Opinion: Why the modern Grammys are destined to Fail


By: Danny Sedlazek
The 54th Grammy Awards, held Sunday, February 12, were the 2nd most watched in the history of the event. Even with near-peak, that same audience is about the size of three and a half episodes of the weekly Middle-America comedy Modern Family.
You’d expect the generation which relies on MTV to pick everything from the “Hottest Rappers in the Game” to “Top 40 prank videos” would clamor to an event that names the “best” figures in pop music faster than Rick Ross to a McDonalds when his fridge is empty. But this couldn’t be farther from the case. In fact, for an event that panders so much to the 15-25 year old demographic as the Grammys do, the awards garter as much attention as another Lindsay Lohan movie.
And before you try to argue that the Grammys don’t pander to that age range, Nicki Minaj (oh we’ll get to her later) and Chris Brown had the two longer performances: each individual longer than the Etta James and Whitney Houston tributes combined.
And as far as failing, when given a random sample of high schoolers, the majority didn’t watch the event, not out of boycotting or any sort of concrete reason, but out of pure apathy.
“Basketball was on. Maybe it wasn’t I would’ve tuned in,” said Lewis Werts, and this was probably the most solid reasoning I got.  “I was in the other room” was the surprisingly honest response I got from Kaipo Allen. Then again, the aforementioned are both juniors, and 17-year-olds are far less impressionable than younger kids. Yet even the freshmen didn’t seem to bat an eye at the Grammys.
“I had some sleep to catch up on,” replied freshman Ben Drew. “Maybe if they had some more diverse acts performing. It was like, you either got the 80 year old Beach Boys or Nicki Minaj whacked out on something. There was no real middle ground.”
This was a bold claim, yet at some level he was right. Sure the biggest pop star in the world, Adele, performed alongside the only living Beatle who matters, the Etta James Tribute was amazing (but wasn’t particularly relevant), and one of the few rock bands people actually still care about played, but 29% isn’t exactly a passing grade.
The awful performances reached a crescendo when Young Money’s very own plastic-banshee Nicki Minaj took center stage to debut her new song “Roman’s Vacation.” Unless you’re Jay-Z, debuting a rap song live has historically never turned out well; their finicky vocal levels and multi-tracking lead to a performance unreflective of the final product. Needless to say, a song involving shriek-vocals and much multi-tracking would go over poorly regardless of who debuted it, but Nicki had to take it one step farther by performing a faux-exorcism live, complete with an awful The Exorcist parody and background dancers dressed as a church choir. This performance, along with the awful film The Last Exorcism, should put a cork in the stream of exorcism-pop culture references for a while.
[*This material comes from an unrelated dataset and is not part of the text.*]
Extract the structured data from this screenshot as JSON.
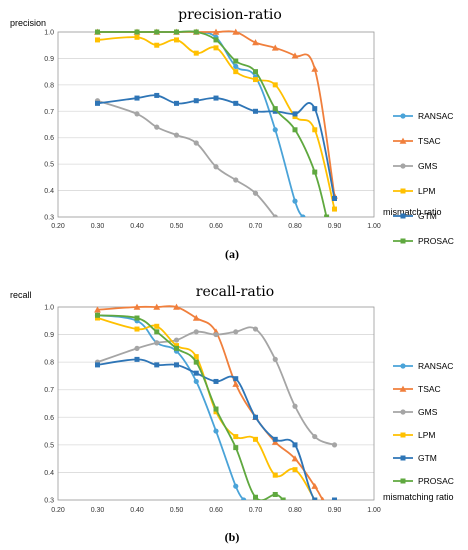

Then again, at least there were more awards presented than performances, something that can’t always be said about the show.
So if the Grammys faltered in their live acts, at least the awards were on point, right? Well, for the Grammys, I guess. Given the selected nominees, the majority of the most deserving artists won (with a few glaring exceptions). However it’s no secret the Grammys have been a joke for the past 30 years.
There were suspect choices in the past (the Beatles’ epic “Eleanor Rigby” getting beat out by some one-hit wonder is a notable flub) but for the most part, the first 20 years of the Grammys served their purpose: picking out the best in pop music for that year. However, 1981 marked the year when the Grammys started to become the laughing stock of anyone with their head on straight.
Ever heard of “Christopher Cross”? I doubt it. This country one-hit wonder swept the 4 major awards (Best New Artist, Record of the Year, Song of the Year, and Album of the Year), beating out Pink Floyd’s ‘”The Wall” and “New York, New York” by Frank Sinatra. These horrible choices continued throughout the 80s, coming to a head when the infamous Milli Vanilli won best new artist. Ever since then, the Grammys is more of a glorified train wreck than deciding factor.
So, were the 54th Grammys awful? Not when judged against precedent. A select few good performances, Adele sweeping every award that matters, and David Grohl’s acceptance speech were all moments too good for my cynical mind to ever picture happening during the Grammys.
Yet in the end, the entire award show came down to record sales. Do you think Adele would’ve won half as many records as she had if “Rolling in the Deep” wasn’t played close to a million times an hour? I severely doubt that.
I was discussing the awards show with a good friend of mine, John Savage, who summed up this year’s spectacle perfectly:
“The Grammys are now what the VMAs should be. Now if we only had a show that’s what the Grammys should be.”